It probably didn't escape your attention that earlier this week, eBay went down in flames with a major outage, and users of the auction site are not happy about the situation at all.
In fact, many have taken to social media channels to vent their anger and demand compensation from eBay.
The outage hit early on Tuesday morning, and lasted through until the afternoon – eBay's UK Twitter account claimed it was sorted at 13:30, when it tweeted: "All eBay sites are working normally and we are sorry for the inconvenience."
Users disagreed, though, and it may have taken longer to iron out the problem for some, as the first reply to this post (from @CrazyCakes_UK) read: "Mines not!!!! I am a seller who has lost money all morning! Gggrrrr please fix it."
And there are lots of folks who have complained about lost bids and sales, and are demanding that eBay look into some sort of compensation (and throwing in some liberal use of Caps Lock).
@dparker224 raised the point that customers paid for a service not provided, posting on Twitter: "ebay has been down all over the uk, ive had auctions end and lost hundreds, WE DEMAND COMPENSATION AS YOU DEMAND MONEY FROM US."
@maximus_andy tweeted: "I'm looking forward to the compensation you are going to pay me for all this lost business! SORT IT OUT EBAY!"
@TomFletchBB tweeted: "ALL customers....No announcement from @eBay_UK and I imagine no compensation for lost sales for business sellers. Business as usual."
And there were plenty more tweets where they came from – yet there's still been no announcement from eBay on the issue.

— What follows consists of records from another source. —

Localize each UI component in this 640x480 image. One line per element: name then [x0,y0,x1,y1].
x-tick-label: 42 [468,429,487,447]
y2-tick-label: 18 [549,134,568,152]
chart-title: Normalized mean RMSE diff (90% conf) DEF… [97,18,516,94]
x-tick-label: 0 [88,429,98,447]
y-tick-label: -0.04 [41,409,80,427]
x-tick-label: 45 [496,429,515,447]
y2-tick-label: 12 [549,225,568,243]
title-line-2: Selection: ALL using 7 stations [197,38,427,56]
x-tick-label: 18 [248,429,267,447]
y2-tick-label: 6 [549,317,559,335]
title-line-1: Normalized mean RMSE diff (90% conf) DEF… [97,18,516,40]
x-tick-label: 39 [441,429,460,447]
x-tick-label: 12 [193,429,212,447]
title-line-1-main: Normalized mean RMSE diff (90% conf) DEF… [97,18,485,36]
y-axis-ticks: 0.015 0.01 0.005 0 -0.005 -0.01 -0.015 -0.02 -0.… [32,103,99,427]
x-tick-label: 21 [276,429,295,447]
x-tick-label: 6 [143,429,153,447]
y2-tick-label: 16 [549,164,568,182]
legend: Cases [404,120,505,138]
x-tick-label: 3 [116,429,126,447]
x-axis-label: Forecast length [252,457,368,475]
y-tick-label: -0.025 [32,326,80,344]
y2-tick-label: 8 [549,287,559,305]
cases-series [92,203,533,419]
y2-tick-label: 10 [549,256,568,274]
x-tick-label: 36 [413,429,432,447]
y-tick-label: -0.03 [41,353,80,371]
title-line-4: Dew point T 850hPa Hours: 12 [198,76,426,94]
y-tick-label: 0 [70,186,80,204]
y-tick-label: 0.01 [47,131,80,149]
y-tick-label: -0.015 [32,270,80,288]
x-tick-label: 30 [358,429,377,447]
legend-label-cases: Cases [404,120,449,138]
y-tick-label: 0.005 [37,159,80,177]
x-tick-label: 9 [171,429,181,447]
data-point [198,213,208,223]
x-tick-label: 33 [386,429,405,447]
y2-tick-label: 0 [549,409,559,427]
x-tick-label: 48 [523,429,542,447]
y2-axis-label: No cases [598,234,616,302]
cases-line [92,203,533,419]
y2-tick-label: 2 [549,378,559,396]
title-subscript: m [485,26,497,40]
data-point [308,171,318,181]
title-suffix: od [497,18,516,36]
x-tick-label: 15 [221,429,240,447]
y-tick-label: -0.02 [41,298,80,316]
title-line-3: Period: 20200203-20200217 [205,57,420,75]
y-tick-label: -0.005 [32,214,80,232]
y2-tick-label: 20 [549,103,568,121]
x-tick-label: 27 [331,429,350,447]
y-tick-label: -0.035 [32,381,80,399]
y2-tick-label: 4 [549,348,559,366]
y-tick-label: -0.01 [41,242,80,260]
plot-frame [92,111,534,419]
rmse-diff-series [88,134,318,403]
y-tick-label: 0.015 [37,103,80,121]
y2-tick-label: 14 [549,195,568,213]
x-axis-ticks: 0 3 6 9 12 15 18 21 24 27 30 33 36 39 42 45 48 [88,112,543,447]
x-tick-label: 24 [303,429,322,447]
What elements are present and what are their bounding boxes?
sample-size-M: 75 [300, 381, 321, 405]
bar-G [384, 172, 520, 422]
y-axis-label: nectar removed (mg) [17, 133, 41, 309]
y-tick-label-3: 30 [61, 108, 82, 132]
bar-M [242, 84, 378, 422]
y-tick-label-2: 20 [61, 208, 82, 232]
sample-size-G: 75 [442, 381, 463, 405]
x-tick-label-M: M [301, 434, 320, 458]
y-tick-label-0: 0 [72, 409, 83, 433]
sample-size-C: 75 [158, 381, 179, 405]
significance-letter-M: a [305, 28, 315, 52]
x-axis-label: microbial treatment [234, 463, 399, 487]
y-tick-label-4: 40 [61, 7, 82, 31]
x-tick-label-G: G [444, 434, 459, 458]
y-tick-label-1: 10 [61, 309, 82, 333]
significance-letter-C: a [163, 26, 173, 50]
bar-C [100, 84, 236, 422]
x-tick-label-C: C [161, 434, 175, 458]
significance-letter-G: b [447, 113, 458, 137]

Given that the downtime was a prolonged affair, you might rightly expect some response, particularly if your auctions came to a close on Tuesday (as was obviously the case with quite a few folks).
It's hardly the first outage eBay has suffered from in recent times, either. In fact, it's the tenth this year, and there was an hour-long downtime back at the end of June.
In fairness to eBay, though, this particular incident hit other websites (and other eBay sites aside from the UK one), with it apparently being an Internet-wide issue pertaining to overflowing numbers of IPv4 addresses. You can read more about the details here: Internet goes down in flames as service providers struggle with IPv4.
Although the fact still remains that eBay users paid for a service and are unfairly out of pocket if their auctions were hosed by the downtime.